Dije “vida y muerte” multiplicando y pulverizando espejos y puentes, unidas como gemelos del tiempo pero nunca reconciliadas. Ese lazo estrecho que las une socava todas las fundaciones.

“La vida escribe lo que ha leído la muerte (y hasta dictado)”, dijo Edmond Jabès.

Elegí el subtema “Donde duermen los olvidos” porque de todas las formas que la poesía adopta, de todas sus “funciones”, el de la memoria es una de las más significativas, potentes y generosas.

“La poesía es un relámpago de percepción”, dije una vez; un “juego mayor”, añadí; “una manera de iluminar los rincones oscuros de la existencia”. Pero sobre todo,”una vasija llena de memoria”. “Memoria calcinada”, Juan Gelman dixit.

La poesía es la sangre del idioma, el corazón del lenguaje. Y el lenguaje es lo humano por excelencia (somos humanos gracias al lenguaje). Por esa razón, quita las palabras de sus lugares habituales y vuelve a nombrar el mundo como si fuera la primera vez. Vuelve al origen. Ese verdadero renacimiento nos otorga una certeza, una promesa: la de que el lenguaje ha reconocido, ha dado cobijo a la experiencia, a la visión (ya sea de triunfo o de espanto).

El poema es una verdadera oración al lenguaje, en la cual el poeta ubica a ese interlocutor, ese pequeño-gran dios, como un lugar; un lugar fuera del alcance del tiempo.

En ese sentido la poesía es una “lucha contra la muerte”, como dijera Odysseas Elytis, no sólo por su presencia afirmativa en sí, sino porque abraza pasado, presente y futuro en un único nido; el único hospedaje que no es hostil al ser humano.

Sabemos que el poema no puede reparar ninguna pérdida pero desafía al espacio de separación. Reúne, laboriosa, desesperadamente, lo que ha sido desperdigado. Es su trabajo, es su arte (“la cruel piedad del arte”, diría Pascal Quignard). Una voz en el silencio del universo para encontrar el sentido de nuestra existencia.

El poeta –definí una vez- : un pescador que observa las mareas. ¿Traerá el mar un fanal? ¿Nos traerá el modo de tocar la ausencia, de rozar el silencio?

Del cajón de sastre de la memoria que el lenguaje es, el poeta trata de extraer lo esencial: fragmentos de sombras que rodeen nuestra identidad y dejen una huella de ese misterio que somos. Un intento de comprensión, el rastro de un perfume, una lúcida estalagmita en la cueva del mundo.

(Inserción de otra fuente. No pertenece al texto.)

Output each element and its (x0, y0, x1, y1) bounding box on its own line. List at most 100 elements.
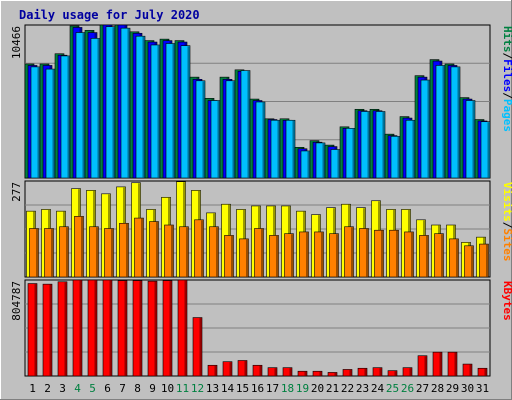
x-tick-label-day-21: 21 (326, 382, 339, 395)
kbytes-bar-shade-kbytes-day-20 (319, 371, 322, 376)
x-tick-label-day-3: 3 (59, 382, 66, 395)
kbytes-bar-kbytes-day-7 (117, 280, 128, 377)
kbytes-bar-shade-kbytes-day-16 (259, 365, 262, 376)
visits-bar-sites-day-3 (59, 226, 69, 278)
kbytes-bar-shade-kbytes-day-31 (484, 368, 487, 376)
x-tick-label-day-10: 10 (161, 382, 174, 395)
visits-bar-sites-day-25 (389, 229, 399, 278)
x-tick-label-day-5: 5 (89, 382, 96, 395)
x-tick-label-day-23: 23 (356, 382, 369, 395)
usage-bar-shade-pages-day-1 (37, 67, 40, 178)
kbytes-bar-shade-kbytes-day-24 (379, 368, 382, 376)
visits-bar-shade-sites-day-28 (441, 234, 443, 277)
kbytes-bar-kbytes-day-10 (162, 280, 173, 377)
usage-ymax-label: 10466 (10, 26, 23, 59)
usage-bar-pages-day-31 (480, 121, 491, 179)
kbytes-bar-shade-kbytes-day-14 (229, 362, 232, 376)
kbytes-bar-shade-kbytes-day-4 (79, 280, 82, 376)
kbytes-bar-kbytes-day-31 (477, 367, 488, 377)
kbytes-bar-kbytes-day-21 (327, 372, 338, 377)
kbytes-bar-shade-kbytes-day-10 (169, 281, 172, 376)
kbytes-bar-shade-kbytes-day-1 (34, 284, 37, 376)
kbytes-bar-kbytes-day-12 (192, 317, 203, 377)
visits-bar-shade-sites-day-11 (186, 227, 188, 277)
kbytes-bar-shade-kbytes-day-29 (454, 352, 457, 376)
visits-bar-sites-day-10 (164, 224, 174, 278)
kbytes-bar-kbytes-day-14 (222, 361, 233, 377)
visits-bar-shade-sites-day-15 (246, 239, 248, 277)
usage-bar-shade-pages-day-21 (337, 149, 340, 178)
kbytes-bar-kbytes-day-15 (237, 360, 248, 377)
kbytes-bar-kbytes-day-26 (402, 367, 413, 377)
kbytes-bar-kbytes-day-11 (177, 279, 188, 377)
kbytes-bar-kbytes-day-9 (147, 280, 158, 377)
usage-bar-shade-pages-day-24 (382, 111, 385, 178)
visits-bar-sites-day-19 (299, 231, 309, 278)
kbytes-bar-kbytes-day-8 (132, 280, 143, 377)
visits-bar-sites-day-4 (74, 216, 84, 278)
kbytes-bar-shade-kbytes-day-5 (94, 280, 97, 376)
visits-bar-shade-sites-day-4 (81, 216, 83, 277)
usage-bar-shade-pages-day-3 (67, 56, 70, 178)
kbytes-bar-shade-kbytes-day-11 (184, 280, 187, 376)
kbytes-bar-shade-kbytes-day-9 (154, 281, 157, 376)
kbytes-bar-kbytes-day-16 (252, 364, 263, 377)
usage-bar-shade-pages-day-7 (127, 28, 130, 178)
visits-bar-shade-sites-day-18 (291, 234, 293, 277)
x-tick-label-day-14: 14 (221, 382, 235, 395)
kbytes-bar-kbytes-day-27 (417, 355, 428, 377)
visits-ymax-label: 277 (10, 182, 23, 202)
visits-bar-sites-day-1 (29, 228, 39, 278)
visits-bar-shade-sites-day-16 (261, 228, 263, 277)
kbytes-legend: KBytes (501, 281, 512, 321)
x-tick-label-day-24: 24 (371, 382, 385, 395)
kbytes-bar-kbytes-day-5 (87, 279, 98, 377)
visits-bar-sites-day-27 (419, 235, 429, 278)
usage-bar-shade-pages-day-4 (82, 33, 85, 178)
kbytes-bar-shade-kbytes-day-18 (289, 368, 292, 376)
usage-bar-shade-pages-day-20 (322, 143, 325, 178)
visits-bar-shade-sites-day-1 (36, 228, 38, 277)
kbytes-bar-kbytes-day-6 (102, 279, 113, 377)
visits-bar-sites-day-11 (179, 226, 189, 278)
x-tick-label-day-29: 29 (446, 382, 459, 395)
visits-bar-shade-sites-day-19 (306, 232, 308, 277)
usage-bar-shade-pages-day-17 (277, 120, 280, 178)
kbytes-bar-shade-kbytes-day-3 (64, 282, 67, 376)
kbytes-bar-shade-kbytes-day-2 (49, 284, 52, 376)
x-tick-label-day-1: 1 (29, 382, 36, 395)
x-tick-label-day-31: 31 (476, 382, 489, 395)
usage-bar-shade-pages-day-22 (352, 128, 355, 178)
kbytes-bar-shade-kbytes-day-17 (274, 368, 277, 376)
visits-bar-sites-day-24 (374, 229, 384, 278)
visits-bar-shade-sites-day-3 (66, 227, 68, 277)
x-tick-label-day-28: 28 (431, 382, 444, 395)
visits-bar-shade-sites-day-13 (216, 227, 218, 277)
kbytes-bar-shade-kbytes-day-27 (424, 356, 427, 376)
kbytes-panel: 804787 KBytes (10, 279, 512, 377)
kbytes-bar-shade-kbytes-day-25 (394, 371, 397, 376)
x-tick-label-day-6: 6 (104, 382, 111, 395)
visits-bar-sites-day-26 (404, 231, 414, 278)
x-tick-label-day-15: 15 (236, 382, 249, 395)
visits-bar-shade-sites-day-7 (126, 223, 128, 277)
x-tick-label-day-11: 11 (176, 382, 189, 395)
visits-bar-shade-sites-day-31 (486, 244, 488, 277)
visits-bar-sites-day-16 (254, 228, 264, 278)
x-tick-label-day-17: 17 (266, 382, 279, 395)
kbytes-bar-kbytes-day-17 (267, 367, 278, 377)
kbytes-bar-shade-kbytes-day-28 (439, 352, 442, 376)
x-axis: 1 2 3 4 5 6 7 8 9 10 11 12 13 14 15 16 17 18 19 20 21 22 23 24 2… (29, 382, 489, 395)
visits-bar-shade-sites-day-8 (141, 218, 143, 277)
kbytes-bar-shade-kbytes-day-22 (349, 369, 352, 376)
usage-bar-shade-pages-day-29 (457, 67, 460, 178)
kbytes-bar-shade-kbytes-day-30 (469, 364, 472, 376)
visits-legend: Visits/Sites (501, 182, 512, 262)
x-tick-label-day-13: 13 (206, 382, 219, 395)
x-tick-label-day-27: 27 (416, 382, 429, 395)
usage-bar-shade-pages-day-9 (157, 45, 160, 178)
visits-bar-shade-sites-day-26 (411, 232, 413, 277)
legend-pages: Pages (501, 99, 512, 132)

Estamos muy próximos a esos artistas de hace miles de años, dibujando con precisión un bisonte, un guanaco, en la oscuridad de la cueva con una antorcha en la mano, hasta hacerlos danzar. Con sutileza, con trazos casi perfectos, esos animales que ellos temían, conocían, respetaban y cazaban, están vivos allí y nos hablan del encuentro del ser humano con el miedo, con la belleza, con lo extraño, con una suerte de “inmortalidad”.

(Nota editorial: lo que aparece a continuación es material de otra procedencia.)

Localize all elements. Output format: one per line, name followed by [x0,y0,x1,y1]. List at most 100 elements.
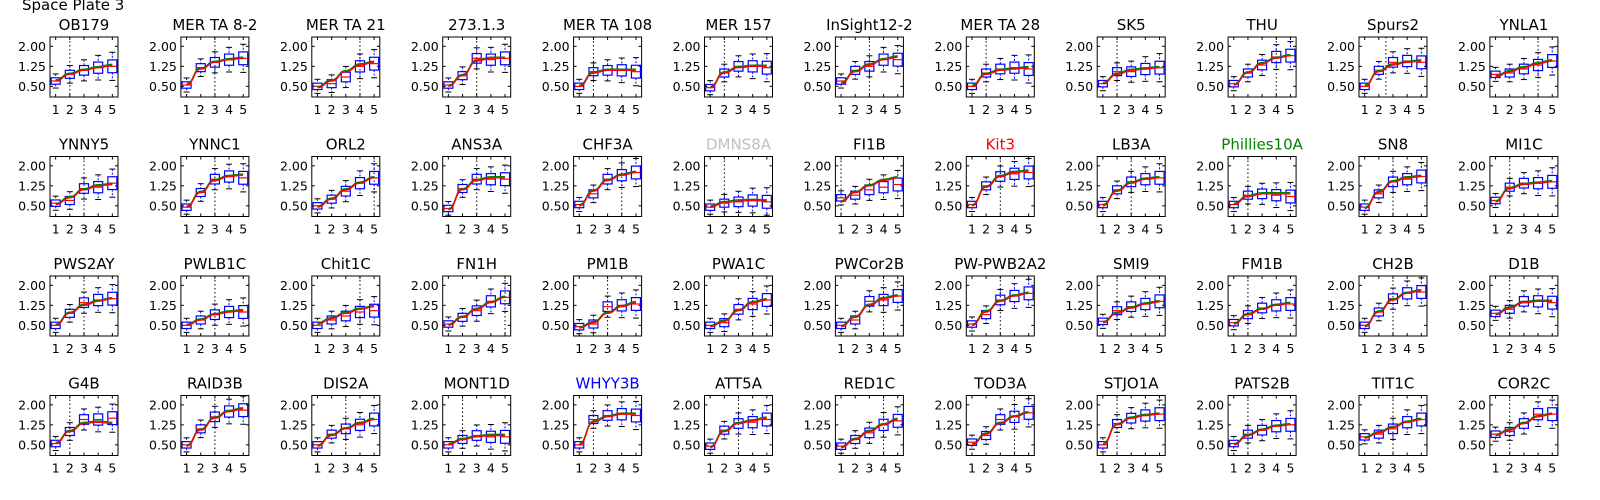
y-tick-label: 1.25 [1327,178,1355,193]
fit-curve-red [448,57,506,88]
panel-pwlb1c: PWLB1C 0.50 1.25 2.00 1 2 3 4 5 [149,255,250,356]
y-tick-label: 0.50 [1196,79,1224,94]
y-tick-label: 2.00 [18,278,46,293]
panel-273-1-3: 273.1.3 0.50 1.25 2.00 1 2 3 4 5 [411,16,512,117]
fit-curve-green [186,406,244,446]
fit-curve-green [840,55,898,84]
y-tick-label: 2.00 [673,39,701,54]
fit-curve-green [1233,191,1291,204]
fit-curve-red [1102,301,1160,324]
y-tick-label: 0.50 [1065,318,1093,333]
y-tick-label: 0.50 [149,79,177,94]
y-tick-label: 1.25 [149,178,177,193]
panel-title: FN1H [456,255,497,273]
fit-curve-red [186,309,244,327]
fit-curve-red [710,299,767,328]
x-tick-label: 1 [706,461,714,476]
panel-thu: THU 0.50 1.25 2.00 1 2 3 4 5 [1196,16,1297,117]
fit-curve-green [1233,301,1291,324]
x-tick-label: 2 [1244,461,1252,476]
panel-cor2c: COR2C 0.50 1.25 2.00 1 2 3 4 5 [1458,375,1559,476]
x-tick-label: 3 [473,461,481,476]
y-tick-label: 0.50 [673,79,701,94]
x-tick-label: 2 [1506,222,1514,237]
y-tick-label: 1.25 [804,178,832,193]
fit-curve-green [1364,288,1422,327]
fit-curve-green [710,198,767,207]
fit-curve-red [971,170,1029,207]
y-tick-label: 2.00 [149,278,177,293]
x-tick-label: 3 [1520,461,1528,476]
x-tick-label: 3 [735,461,743,476]
x-tick-label: 1 [313,341,321,356]
x-tick-label: 2 [328,222,336,237]
x-tick-label: 1 [444,222,452,237]
panel-fn1h: FN1H 0.50 1.25 2.00 1 2 3 4 5 [411,255,512,356]
panel-title: Spurs2 [1367,16,1419,34]
y-tick-label: 0.50 [1327,318,1355,333]
panel-ob179: OB179 0.50 1.25 2.00 1 2 3 4 5 [18,16,119,117]
panel-title: CH2B [1372,255,1414,273]
fit-curve-red [1495,300,1553,316]
x-tick-label: 4 [618,222,626,237]
plot-frame [1358,156,1428,217]
panel-pats2b: PATS2B 0.50 1.25 2.00 1 2 3 4 5 [1196,375,1297,476]
fit-curve-green [55,420,113,443]
x-tick-label: 4 [356,341,364,356]
plot-frame [1227,156,1297,217]
y-tick-label: 2.00 [1458,278,1486,293]
y-tick-label: 0.50 [18,318,46,333]
x-tick-label: 4 [880,222,888,237]
x-tick-label: 5 [1286,461,1294,476]
x-tick-label: 4 [749,461,757,476]
y-tick-label: 0.50 [1458,198,1486,213]
x-tick-label: 1 [444,341,452,356]
x-tick-label: 3 [211,461,219,476]
x-tick-label: 5 [239,102,247,117]
y-tick-label: 1.25 [280,417,308,432]
fit-curve-red [971,412,1029,446]
x-tick-label: 3 [865,222,873,237]
panel-title: DMNS8A [706,136,772,154]
x-tick-label: 1 [1230,461,1238,476]
panel-ch2b: CH2B 0.50 1.25 2.00 1 2 3 4 5 [1327,255,1428,356]
y-tick-label: 2.00 [542,158,570,173]
y-tick-label: 1.25 [673,298,701,313]
panel-title: LB3A [1112,136,1151,154]
x-tick-label: 4 [1272,222,1280,237]
y-tick-label: 0.50 [18,437,46,452]
x-tick-label: 1 [1492,222,1500,237]
x-tick-label: 3 [996,461,1004,476]
x-tick-label: 1 [183,222,191,237]
x-tick-label: 3 [865,461,873,476]
x-tick-label: 2 [459,222,467,237]
y-tick-label: 0.50 [1327,437,1355,452]
y-tick-label: 0.50 [1065,198,1093,213]
panel-mer-ta-108: MER TA 108 0.50 1.25 2.00 1 2 3 4 5 [542,16,652,117]
y-tick-label: 0.50 [280,79,308,94]
fit-curve-red [1102,66,1160,85]
y-tick-label: 2.00 [1065,158,1093,173]
panel-title: FM1B [1241,255,1282,273]
x-tick-label: 5 [108,341,116,356]
y-tick-label: 2.00 [280,397,308,412]
y-tick-label: 1.25 [18,298,46,313]
y-tick-label: 0.50 [149,437,177,452]
y-tick-label: 1.25 [1327,417,1355,432]
x-tick-label: 1 [968,461,976,476]
x-tick-label: 4 [1272,461,1280,476]
y-tick-label: 2.00 [149,397,177,412]
x-tick-label: 1 [1492,461,1500,476]
x-tick-label: 1 [706,341,714,356]
fit-curve-red [317,177,375,208]
x-tick-label: 2 [459,461,467,476]
x-tick-label: 5 [1286,222,1294,237]
y-tick-label: 2.00 [1458,39,1486,54]
y-tick-label: 2.00 [1196,158,1224,173]
y-tick-label: 1.25 [411,178,439,193]
plot-frame [311,275,381,337]
panel-title: 273.1.3 [448,16,505,34]
fit-curve-green [710,298,767,327]
x-tick-label: 5 [1548,341,1556,356]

La voz del lenguaje es igualmente ancestral. Es una voz que viene desde el fondo de los tiempos (y va hacia él), bajo la lluvia de los siglos, atrapando la historia con minúscula y la otra: la Historia con mayúscula. Atrapando lo ocurrido y también la sombra de lo que nunca ocurrió, de lo que nunca existió.

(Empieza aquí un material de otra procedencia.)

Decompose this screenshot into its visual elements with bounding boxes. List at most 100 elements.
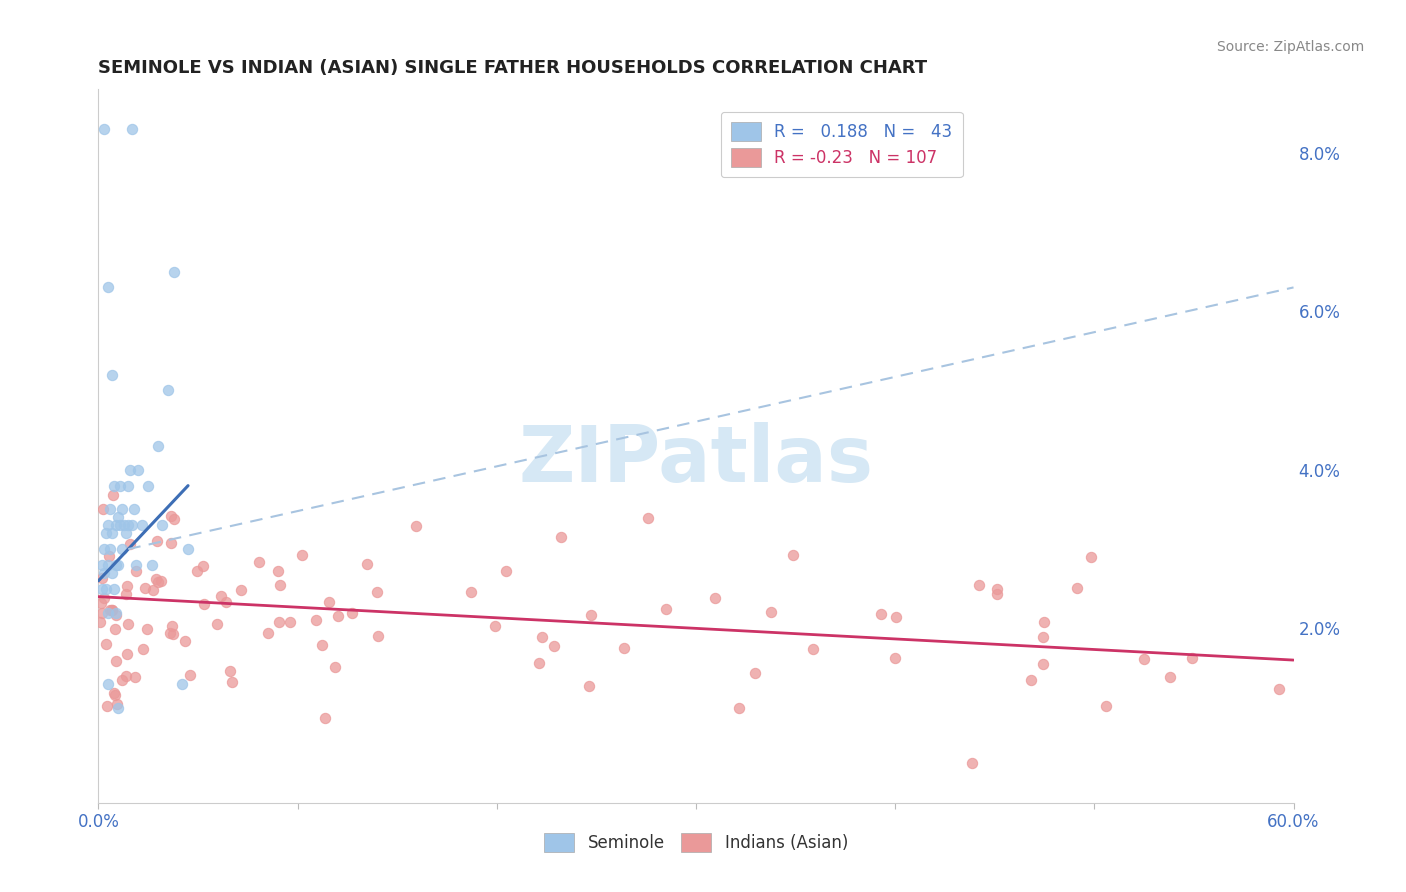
Point xyxy=(962,756,984,771)
Point xyxy=(105,654,128,668)
Point xyxy=(121,518,143,533)
Point xyxy=(96,698,118,713)
Point xyxy=(728,701,751,715)
Point xyxy=(136,478,159,492)
Point xyxy=(97,558,120,572)
Point xyxy=(305,613,328,627)
Point xyxy=(314,711,336,725)
Point xyxy=(121,121,143,136)
Point xyxy=(484,619,506,633)
Point xyxy=(97,606,120,620)
Point xyxy=(655,602,678,616)
Point xyxy=(127,463,149,477)
Point xyxy=(367,629,389,643)
Point xyxy=(229,582,252,597)
Point xyxy=(96,582,118,596)
Point xyxy=(101,368,124,382)
Point xyxy=(328,608,350,623)
Point xyxy=(107,700,129,714)
Point xyxy=(637,511,659,525)
Point xyxy=(1021,673,1043,688)
Point xyxy=(103,487,125,501)
Point xyxy=(103,582,125,596)
Point xyxy=(460,585,482,599)
Point xyxy=(801,642,824,657)
Point xyxy=(193,558,215,573)
Point xyxy=(104,607,127,622)
Point xyxy=(193,597,215,611)
Point xyxy=(531,630,554,644)
Point xyxy=(117,647,139,661)
Point xyxy=(782,548,804,562)
Point xyxy=(1066,581,1088,595)
Point xyxy=(1032,657,1054,671)
Point xyxy=(145,572,167,586)
Point xyxy=(107,697,129,711)
Point xyxy=(117,478,139,492)
Point xyxy=(174,633,197,648)
Point xyxy=(96,526,118,541)
Point xyxy=(98,502,122,516)
Point xyxy=(91,558,114,572)
Point xyxy=(1181,651,1204,665)
Point xyxy=(356,557,378,571)
Point xyxy=(89,615,111,630)
Point xyxy=(150,574,173,588)
Point xyxy=(405,519,427,533)
Point xyxy=(150,518,173,533)
Point xyxy=(110,518,132,533)
Point xyxy=(93,542,115,557)
Point xyxy=(93,591,115,605)
Point xyxy=(884,651,907,665)
Point xyxy=(704,591,727,605)
Point xyxy=(141,558,163,572)
Point xyxy=(247,555,270,569)
Point xyxy=(162,626,184,640)
Point xyxy=(125,564,148,578)
Point xyxy=(90,596,112,610)
Point xyxy=(318,595,340,609)
Point xyxy=(869,607,891,622)
Point xyxy=(97,280,120,294)
Point xyxy=(118,537,141,551)
Point xyxy=(269,578,291,592)
Point xyxy=(759,605,782,619)
Point xyxy=(120,463,142,477)
Point xyxy=(98,542,122,557)
Point xyxy=(105,558,128,572)
Point xyxy=(1080,550,1102,565)
Point xyxy=(115,526,138,541)
Point xyxy=(91,606,114,620)
Point xyxy=(93,566,115,580)
Point xyxy=(101,603,124,617)
Point xyxy=(186,564,208,578)
Point xyxy=(97,549,120,563)
Point xyxy=(142,582,165,597)
Point xyxy=(325,659,347,673)
Point xyxy=(91,582,114,596)
Point xyxy=(101,566,124,580)
Point xyxy=(105,606,128,620)
Point xyxy=(159,626,181,640)
Point xyxy=(179,667,201,681)
Point xyxy=(111,542,134,557)
Point xyxy=(744,665,766,680)
Point xyxy=(146,575,169,590)
Point xyxy=(111,673,134,687)
Point xyxy=(115,587,138,601)
Point xyxy=(543,640,565,654)
Point xyxy=(177,542,200,557)
Point xyxy=(1159,670,1181,684)
Point xyxy=(527,656,550,670)
Point xyxy=(91,571,114,585)
Point xyxy=(219,664,242,678)
Point xyxy=(100,603,122,617)
Point xyxy=(163,264,186,278)
Point xyxy=(110,478,132,492)
Point xyxy=(101,603,124,617)
Point xyxy=(105,518,128,533)
Point xyxy=(278,615,301,630)
Point xyxy=(136,622,159,636)
Point xyxy=(125,558,148,572)
Point xyxy=(94,637,117,651)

Y es ése el dibujo que la muerte hace sobre el montón de papeles desordenados de la mesa: un mapa oscuro, laberíntico, que hemos llenado de mitos. Está allí para decirnos que la vida (el sonido, el olor, el color de la vida) es intensamente preciada y preciosa justamente por su vulnerabilidad, su fragilidad.

W. B. Yeats escribió:

“El hombre ama aquello que se va.

¿Qué más puede decirse?


Ahora que ha desaparecido mi escalera

debo acostarme donde todas las escaleras empiezan,

en la sucia trapería del corazón”.

Y vuelvo a Elytis:

“Vivo para  cuando ya no exista”.



Un antropólogo me relató una vez que una tribu antiquísima había llegado a la siguiente conclusión: Si la luna desaparece del cielo pero no muere, el hombre tampoco muere cuando desaparece.

Un poco más cerca en el tiempo, Teócrito decía: “Si el sol desciende entre los muertos para renacer, el hombre desciende al Hades para morir. Solo el canto hace que suba de entre los muertos su sol demónico”.

Sólo el canto.

Apuesto al carácter hechicero de la poesía y de su canto y confío en ella para legarle nuestras pisadas, nuestros patios, nuestras desesperanzadas esperanzas.

Todos nuestros sueños a su agua de resistencia, a su tesoro de verdad en el descampado.